Apple’s WWDC event came and went without any mention of an AR/VR headset, but that hasn’t slowed the influx of reports and rumors surrounding this highly anticipated product. Despite the first model’s absence, we’re now learning about Apple’s second-generation mixed reality headset.
I appreciate your collective eye-rolling and exasperated sighs, but this newest report doesn’t come from a random Twitter user coming up with specs and numbers. Rather, it was reported by the reliable South Korean outfit The Elec, which claims LG Display will attempt to supply the micro OLED panel for Apple’s sophomore headset.
Why not the first model? Sony is reportedly supplying the main micro OLED panel for the original mixed reality headset while LG will provide an outer OLED “indicator” screen.
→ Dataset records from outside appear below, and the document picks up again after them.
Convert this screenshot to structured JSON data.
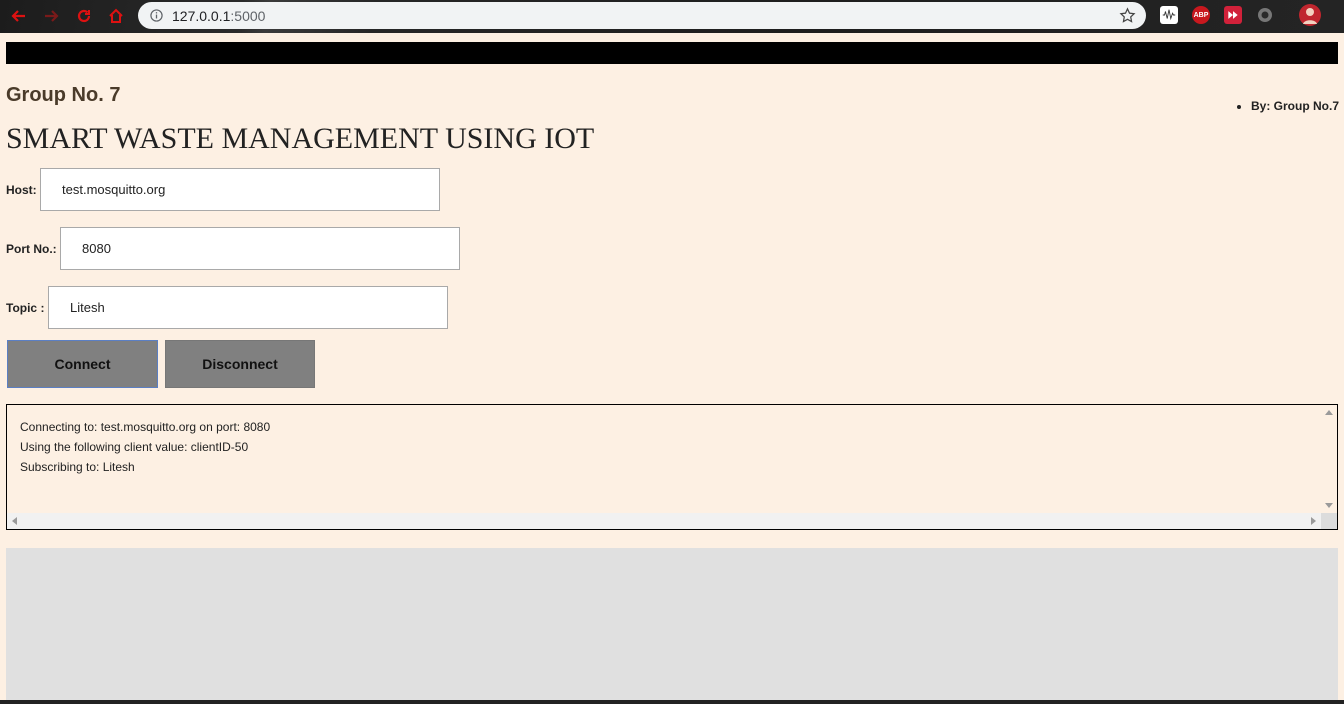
{
  "browser": {
    "url_host": "127.0.0.1",
    "url_port": ":5000",
    "extensions": [
      "ABP"
    ]
  },
  "page": {
    "group_title": "Group No. 7",
    "author_item": "By: Group No.7",
    "main_title": "SMART WASTE MANAGEMENT USING IOT"
  },
  "form": {
    "host_label": "Host:",
    "host_value": "test.mosquitto.org",
    "port_label": "Port No.:",
    "port_value": "8080",
    "topic_label": "Topic :",
    "topic_value": "Litesh"
  },
  "buttons": {
    "connect": "Connect",
    "disconnect": "Disconnect"
  },
  "log": [
    "Connecting to: test.mosquitto.org on port: 8080",
    "Using the following client value: clientID-50",
    "Subscribing to: Litesh"
  ],
  "colors": {
    "page_bg": "#fdf0e3",
    "button_bg": "#808080",
    "panel_bg": "#e0e0e0"
  }
}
LG wants to get more involved and will try to overtake Sony as the primary supplier for the main micro OLED display on the second-generation headset. This could benefit Apple as it attempts to distance itself from a potential rival—Sony is already a major player in the VR space with its PlayStation VR headset.
LG is reportedly prepping its micro OLED displays by ordering deposition equipment from Sunic System. It will use those tools to manufacture micro OLED panels for Apple’s second-gen headset.
What is micro OLED?
As The Elec explains, micro OLED mounts an OLED layer on a silicon substrate whereas conventional OLED panels mount them on glass. With crystal silicon as their backplane, micro OLED panels can be thinner and consume less power, while delivering excellent picture quality with perfect black levels and high brightness. micro OLED is expected to be the technology of choice for upcoming mixed reality headsets.
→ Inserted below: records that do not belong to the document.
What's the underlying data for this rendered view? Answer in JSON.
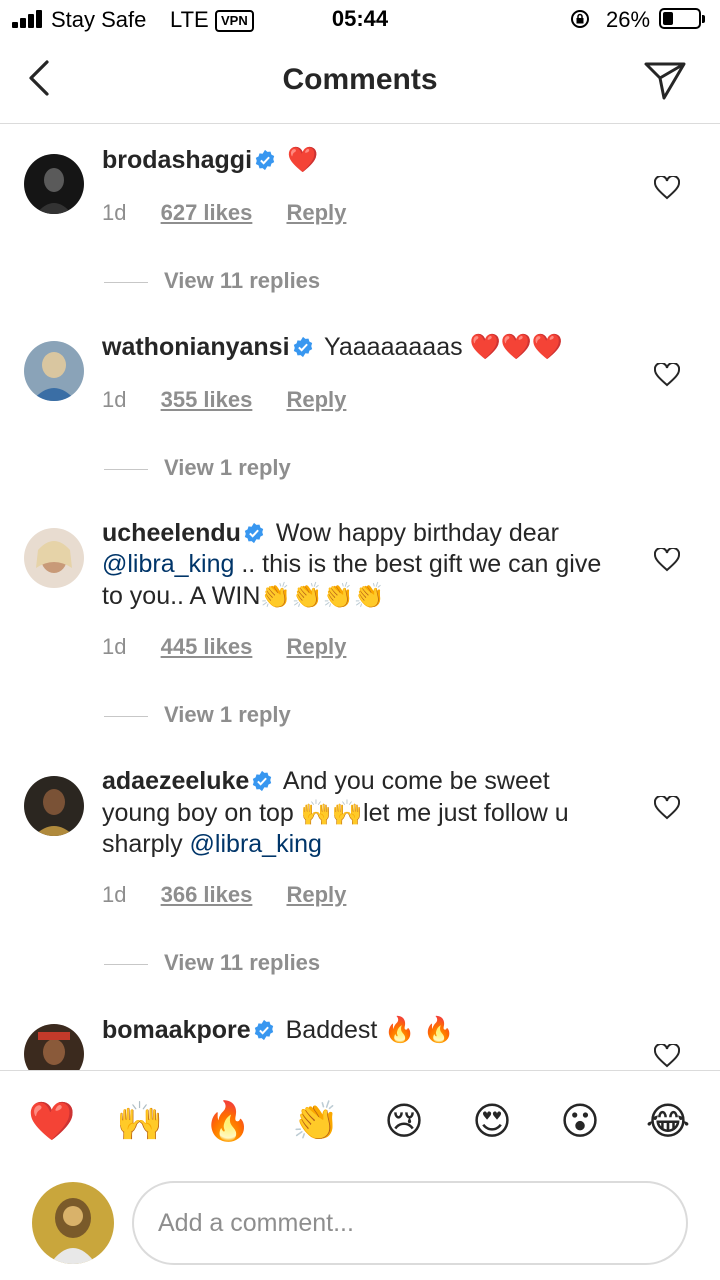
{
  "status_bar": {
    "carrier": "Stay Safe",
    "network": "LTE",
    "vpn": "VPN",
    "time": "05:44",
    "battery": "26%",
    "battery_level": 0.26
  },
  "header": {
    "title": "Comments",
    "back_icon": "chevron-left-icon",
    "share_icon": "paper-plane-icon"
  },
  "comments": [
    {
      "user": "brodashaggi",
      "text": "",
      "emoji": "❤️",
      "time": "1d",
      "likes": "627 likes",
      "reply": "Reply",
      "replies": "View 11 replies"
    },
    {
      "user": "wathonianyansi",
      "text": "Yaaaaaaaas",
      "emoji": "❤️❤️❤️",
      "time": "1d",
      "likes": "355 likes",
      "reply": "Reply",
      "replies": "View 1 reply"
    },
    {
      "user": "ucheelendu",
      "text_before": "Wow happy birthday dear",
      "mention": "@libra_king",
      "text_after": ".. this is the best gift we can give to you.. A WIN",
      "emoji": "👏👏👏👏",
      "time": "1d",
      "likes": "445 likes",
      "reply": "Reply",
      "replies": "View 1 reply"
    },
    {
      "user": "adaezeeluke",
      "text_before": "And you come be sweet young boy on top",
      "emoji": "🙌🙌",
      "text_after": "let me just follow u sharply",
      "mention": "@libra_king",
      "time": "1d",
      "likes": "366 likes",
      "reply": "Reply",
      "replies": "View 11 replies"
    },
    {
      "user": "bomaakpore",
      "text": "Baddest",
      "emoji": "🔥 🔥"
    }
  ],
  "emoji_bar": [
    "❤️",
    "🙌",
    "🔥",
    "👏",
    "😢",
    "😍",
    "😮",
    "😂"
  ],
  "composer": {
    "placeholder": "Add a comment..."
  },
  "colors": {
    "text": "#262626",
    "secondary": "#8e8e8e",
    "verified": "#3897f0",
    "heart": "#ed4956",
    "mention": "#003569"
  }
}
But this nascent screen technology combined with other advanced features (M-series processors, two 8K displays, a dozen sensors) isn’t cheap. It will reportedly raise the price of Apple’s upcoming AR/VR headset to a ridiculous $3,000. That’s another zero added to the price of the Oculus Quest 2, the current leader in the space.
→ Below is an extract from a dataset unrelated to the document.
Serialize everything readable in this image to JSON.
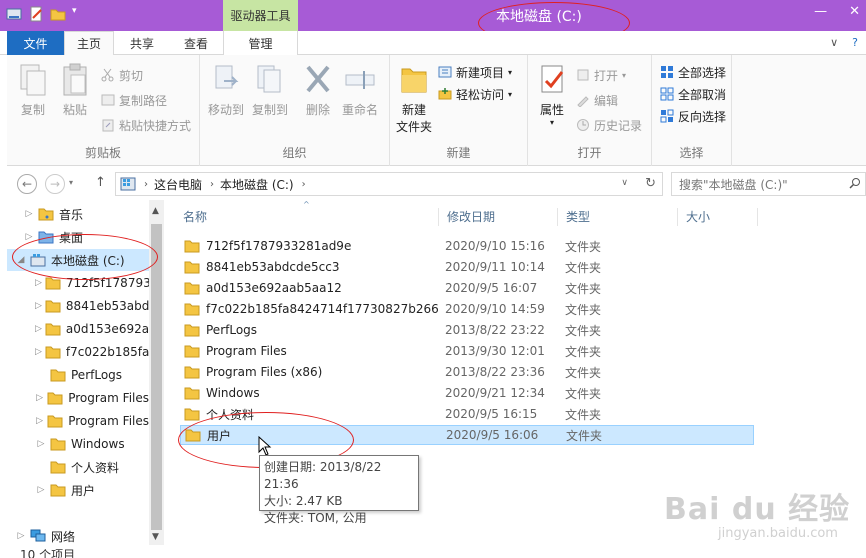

We anticipated some mention of AR/VR at Apple’s WWDC event last week, but it never came. Still, all rumors point to a late 2022 or early 2023 reveal and a release in mid/late next year. If you prefer to wait for the second-gen product, Apple analyst Ming-Chi Kuo predicted last year that it would arrive in the second half of 2024 with a lighter design, improved battery life, and faster performance (and a lower price, we hope).